High Speed rail plans are fundamentally flawed

Tuesday, 10 January 2012 12:37 PM

The analysis behind High Speed 2 (HS2) is fundamentally flawed warns Europe’s biggest engineering body, the Institution of Engineering and Technology (IET) has said.

In the IET’s response to the HS2 proposals they identified a number of factual omissions which call into question the economic, business and environmental case for the project.

Jeremy Acklam of the IET said: “I’m very surprised by the government’s announcement, not least because it shows that they have put the cart before the horse. If we just look at the economic case, the comparators used in the analysis are inconsistent and do not represent the best realistic alternatives against which HS2 should have been judged. That alone is cause for concern, but then there are engineering, environmental, and business concerns to also take into account. We had hoped that the Secretary of State’s announcement would have addressed these vital areas of concern, which we flagged up some time ago.”

Peter Sheppard, Chairman of the IET Transport Policy Panel added: “The High Speed Rail proposals are riddled with factual omissions, which leaves us now wondering how and when a whole raft of urgent concerns are going to be addressed. Surely these concerns should have been addressed prior to a final decision being announced.”
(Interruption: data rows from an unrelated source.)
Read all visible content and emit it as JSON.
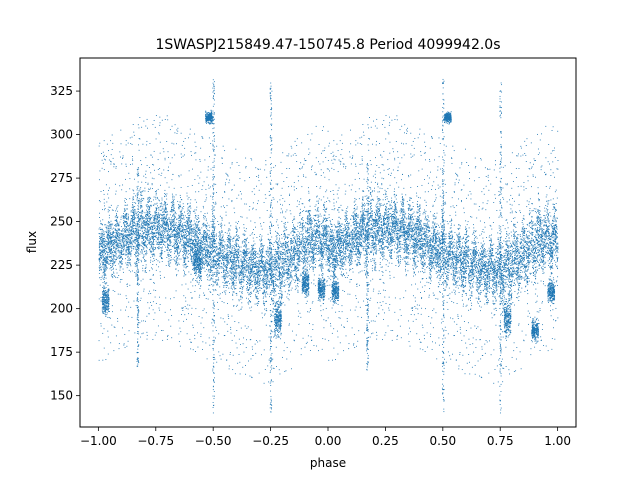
{
  "chart_data": {
    "type": "scatter",
    "title": "1SWASPJ215849.47-150745.8 Period 4099942.0s",
    "xlabel": "phase",
    "ylabel": "flux",
    "xlim": [
      -1.08,
      1.08
    ],
    "ylim": [
      132,
      344
    ],
    "x_ticks": [
      -1.0,
      -0.75,
      -0.5,
      -0.25,
      0.0,
      0.25,
      0.5,
      0.75,
      1.0
    ],
    "x_tick_labels": [
      "−1.00",
      "−0.75",
      "−0.50",
      "−0.25",
      "0.00",
      "0.25",
      "0.50",
      "0.75",
      "1.00"
    ],
    "y_ticks": [
      150,
      175,
      200,
      225,
      250,
      275,
      300,
      325
    ],
    "y_tick_labels": [
      "150",
      "175",
      "200",
      "225",
      "250",
      "275",
      "300",
      "325"
    ],
    "grid": false,
    "marker_color": "#1f77b4",
    "curve_phase": [
      0.0,
      0.05,
      0.1,
      0.15,
      0.2,
      0.25,
      0.3,
      0.35,
      0.4,
      0.45,
      0.5,
      0.55,
      0.6,
      0.65,
      0.7,
      0.75,
      0.8,
      0.85,
      0.9,
      0.95,
      1.0
    ],
    "curve_flux": [
      232,
      236,
      240,
      244,
      246,
      247,
      246,
      244,
      240,
      236,
      232,
      230,
      227,
      224,
      222,
      222,
      226,
      232,
      238,
      241,
      239
    ],
    "curve_spread": [
      14,
      14,
      14,
      16,
      18,
      15,
      14,
      14,
      14,
      14,
      14,
      14,
      14,
      14,
      14,
      15,
      16,
      16,
      18,
      16,
      14
    ],
    "clumps": [
      {
        "phase": -0.97,
        "flux": 205,
        "spread": 8
      },
      {
        "phase": -0.57,
        "flux": 228,
        "spread": 10
      },
      {
        "phase": -0.52,
        "flux": 310,
        "spread": 3
      },
      {
        "phase": -0.22,
        "flux": 195,
        "spread": 10
      },
      {
        "phase": -0.1,
        "flux": 215,
        "spread": 7
      },
      {
        "phase": -0.03,
        "flux": 212,
        "spread": 6
      },
      {
        "phase": 0.03,
        "flux": 210,
        "spread": 6
      },
      {
        "phase": 0.52,
        "flux": 310,
        "spread": 3
      },
      {
        "phase": 0.78,
        "flux": 195,
        "spread": 10
      },
      {
        "phase": 0.9,
        "flux": 188,
        "spread": 6
      },
      {
        "phase": 0.97,
        "flux": 210,
        "spread": 6
      }
    ],
    "spikes": [
      {
        "phase": -0.5,
        "from": 140,
        "to": 332
      },
      {
        "phase": -0.25,
        "from": 140,
        "to": 330
      },
      {
        "phase": -0.83,
        "from": 165,
        "to": 285
      },
      {
        "phase": 0.5,
        "from": 140,
        "to": 332
      },
      {
        "phase": 0.75,
        "from": 140,
        "to": 330
      },
      {
        "phase": 0.17,
        "from": 165,
        "to": 285
      }
    ]
  }
}
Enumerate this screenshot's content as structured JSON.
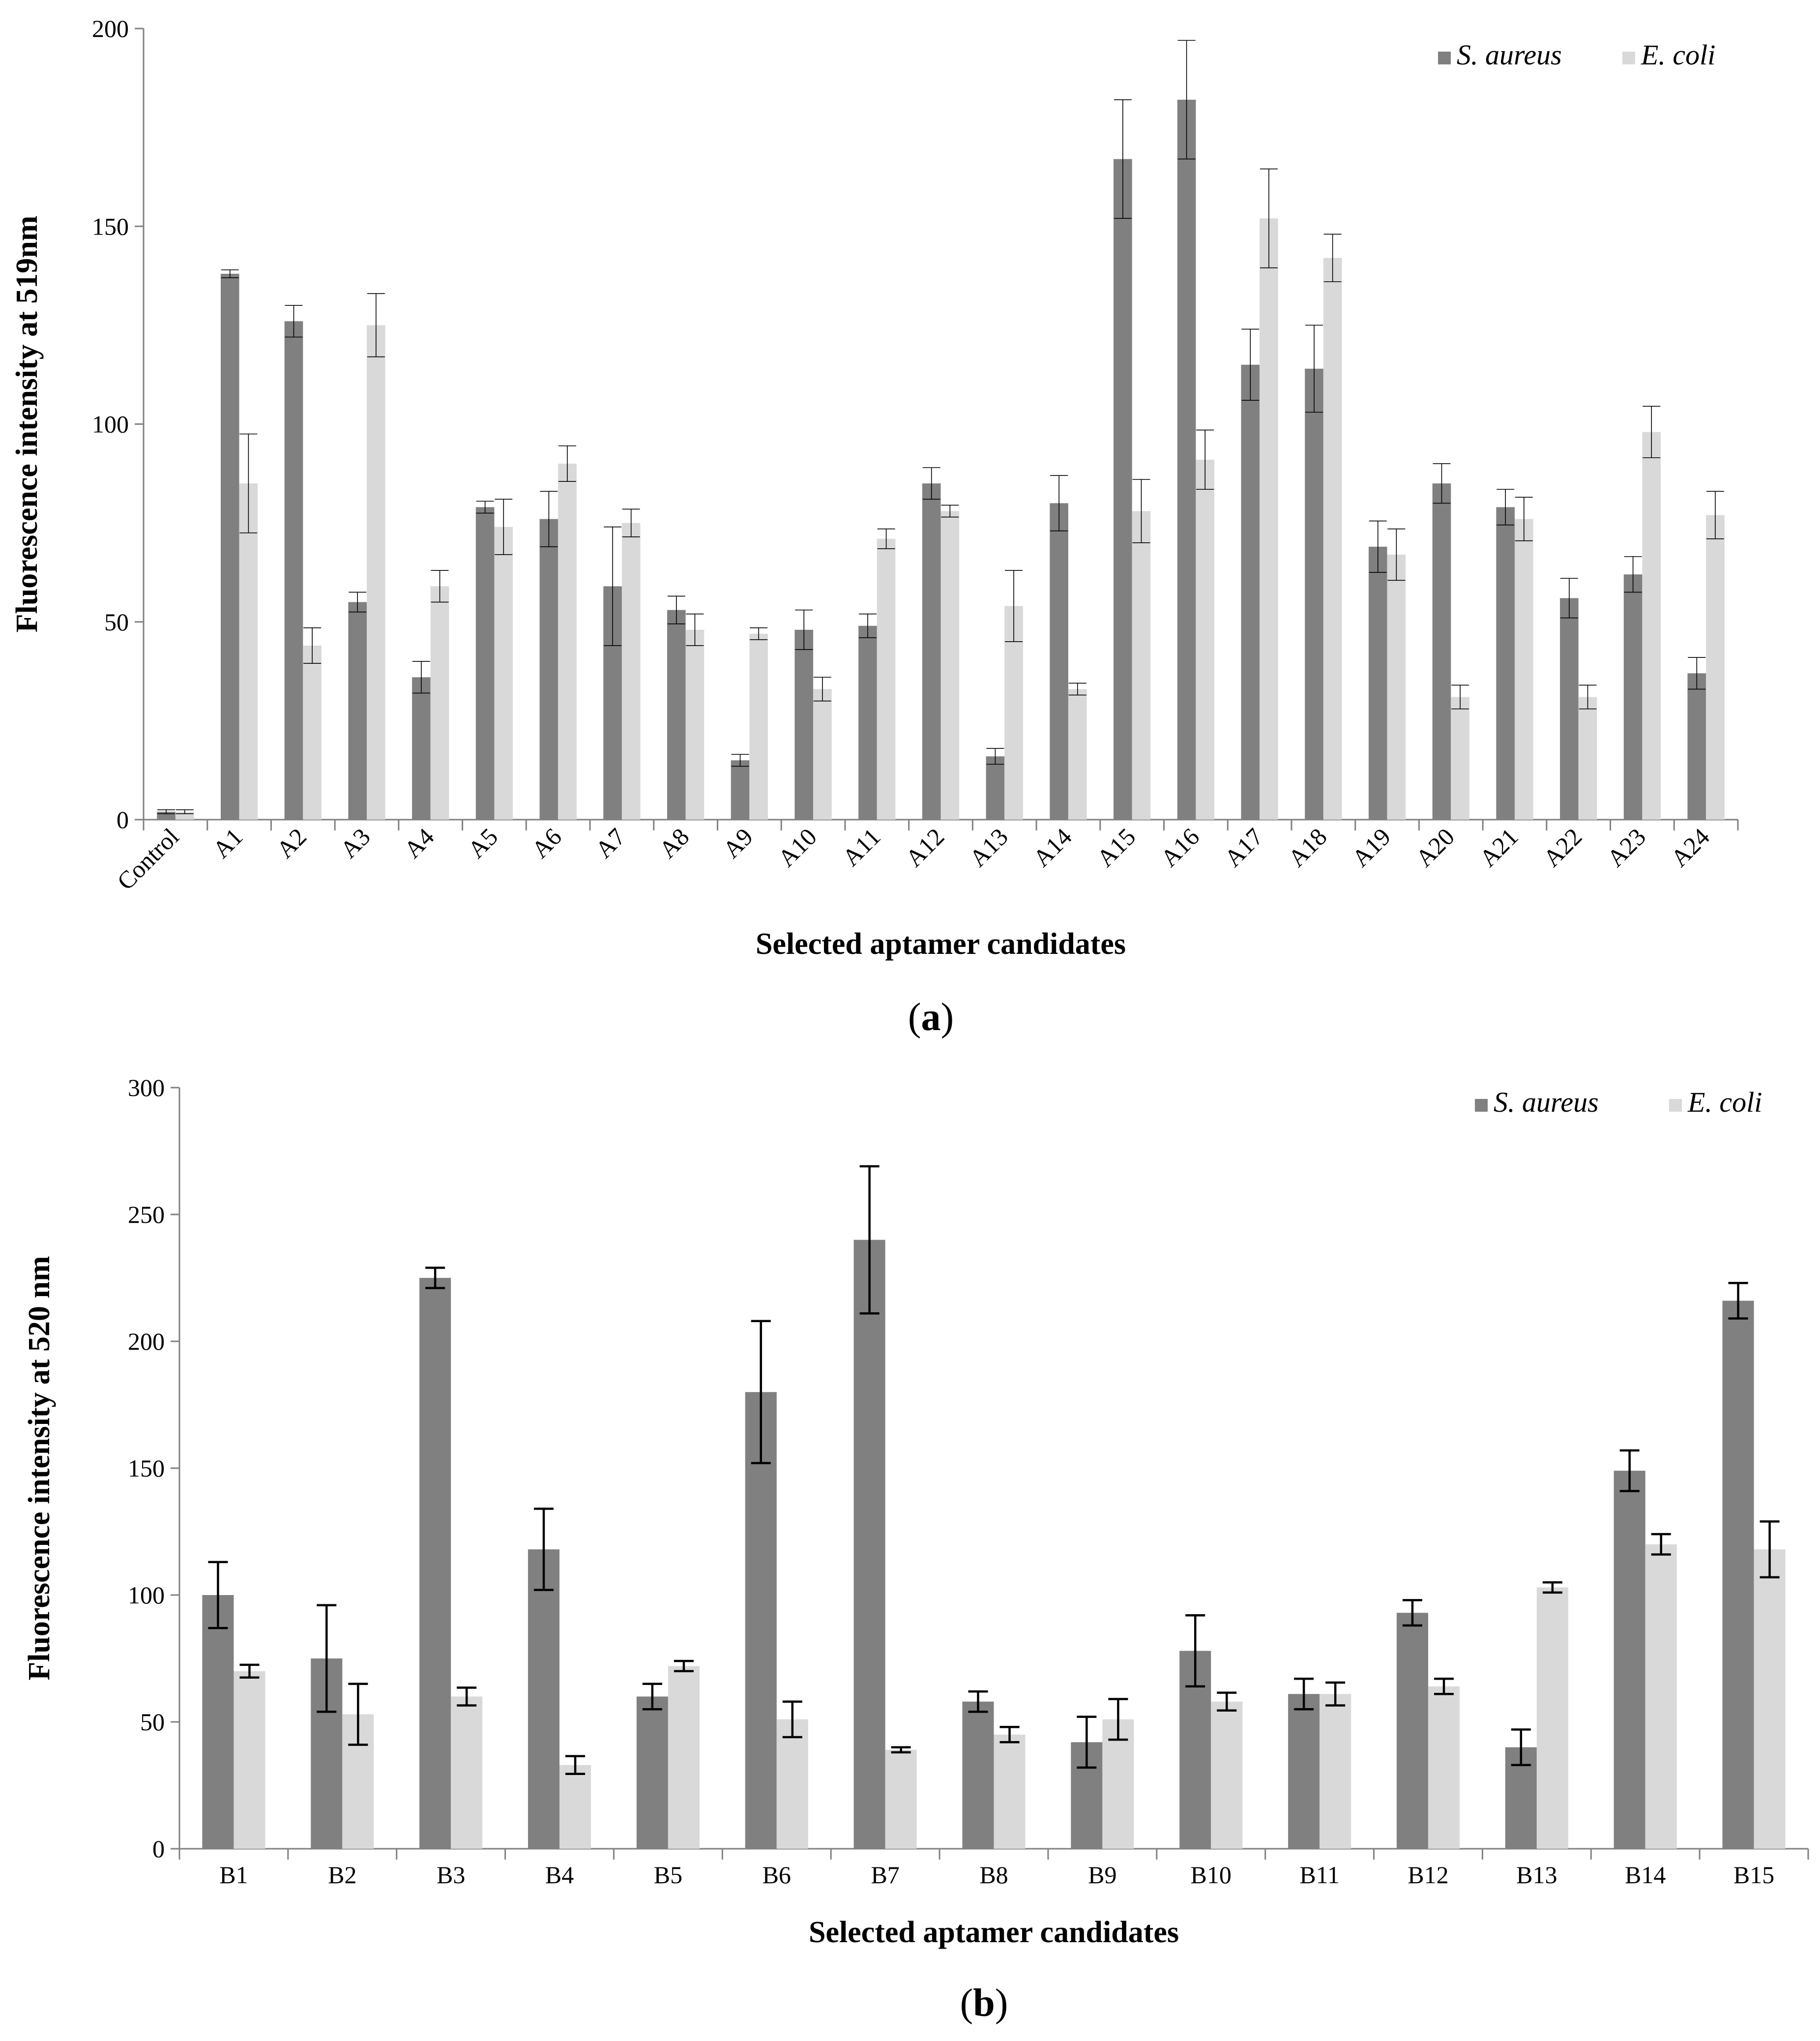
{
  "chart_data": [
    {
      "type": "bar",
      "panel_label": "(a)",
      "panel_letter": "a",
      "ylabel": "Fluorescence intensity at 519nm",
      "xlabel": "Selected aptamer candidates",
      "ylim": [
        0,
        200
      ],
      "yticks": [
        "0",
        "50",
        "100",
        "150",
        "200"
      ],
      "categories": [
        "Control",
        "A1",
        "A2",
        "A3",
        "A4",
        "A5",
        "A6",
        "A7",
        "A8",
        "A9",
        "A10",
        "A11",
        "A12",
        "A13",
        "A14",
        "A15",
        "A16",
        "A17",
        "A18",
        "A19",
        "A20",
        "A21",
        "A22",
        "A23",
        "A24"
      ],
      "legend_position": "top-right",
      "series": [
        {
          "name": "S. aureus",
          "color": "#808080",
          "values": [
            2,
            138,
            126,
            55,
            36,
            79,
            76,
            59,
            53,
            15,
            48,
            49,
            85,
            16,
            80,
            167,
            182,
            115,
            114,
            69,
            85,
            79,
            56,
            62,
            37
          ],
          "errors": [
            0.5,
            1,
            4,
            2.5,
            4,
            1.5,
            7,
            15,
            3.5,
            1.5,
            5,
            3,
            4,
            2,
            7,
            15,
            15,
            9,
            11,
            6.5,
            5,
            4.5,
            5,
            4.5,
            4
          ]
        },
        {
          "name": "E. coli",
          "color": "#d9d9d9",
          "values": [
            2,
            85,
            44,
            125,
            59,
            74,
            90,
            75,
            48,
            47,
            33,
            71,
            78,
            54,
            33,
            78,
            91,
            152,
            142,
            67,
            31,
            76,
            31,
            98,
            77
          ],
          "errors": [
            0.5,
            12.5,
            4.5,
            8,
            4,
            7,
            4.5,
            3.5,
            4,
            1.5,
            3,
            2.5,
            1.5,
            9,
            1.5,
            8,
            7.5,
            12.5,
            6,
            6.5,
            3,
            5.5,
            3,
            6.5,
            6
          ]
        }
      ]
    },
    {
      "type": "bar",
      "panel_label": "(b)",
      "panel_letter": "b",
      "ylabel": "Fluorescence intensity at 520 nm",
      "xlabel": "Selected aptamer candidates",
      "ylim": [
        0,
        300
      ],
      "yticks": [
        "0",
        "50",
        "100",
        "150",
        "200",
        "250",
        "300"
      ],
      "categories": [
        "B1",
        "B2",
        "B3",
        "B4",
        "B5",
        "B6",
        "B7",
        "B8",
        "B9",
        "B10",
        "B11",
        "B12",
        "B13",
        "B14",
        "B15"
      ],
      "legend_position": "top-right",
      "series": [
        {
          "name": "S. aureus",
          "color": "#808080",
          "values": [
            100,
            75,
            225,
            118,
            60,
            180,
            240,
            58,
            42,
            78,
            61,
            93,
            40,
            149,
            216
          ],
          "errors": [
            13,
            21,
            4,
            16,
            5,
            28,
            29,
            4,
            10,
            14,
            6,
            5,
            7,
            8,
            7
          ]
        },
        {
          "name": "E. coli",
          "color": "#d9d9d9",
          "values": [
            70,
            53,
            60,
            33,
            72,
            51,
            39,
            45,
            51,
            58,
            61,
            64,
            103,
            120,
            118
          ],
          "errors": [
            2.5,
            12,
            3.5,
            3.5,
            2,
            7,
            1,
            3,
            8,
            3.5,
            4.5,
            3,
            2,
            4,
            11
          ]
        }
      ]
    }
  ]
}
The concerns cited by the IET fall into four categories:


Environmental

· HS2 may not reduce carbon emissions, something subsequently recommended by the House of Commons Transport Select Committee, which suggested HS2 ‘should not be promoted as a carbon reduction scheme’.

Engineering

· Lack of justification for an infrastructure design speed of 400km/h given the significant cost and energy consumption.

Economic

· There is insubstantial evidence presented to suggest that time spent on trains is wasted or that HS2 will reduce the North-South economic divide. This undermines the economic case considerably.

Business

· Why HS2 was considered in isolation to other factors when the economic impact of a high-speed line has a direct link to the economic viability of other routes. For example, no post-HS2 route plans have been presented for the West Coast Main Line.

· In addition, the uncertainty about passenger forecasts over such a long period should be factored in; this does not appear to have happened with the current HS2 plans.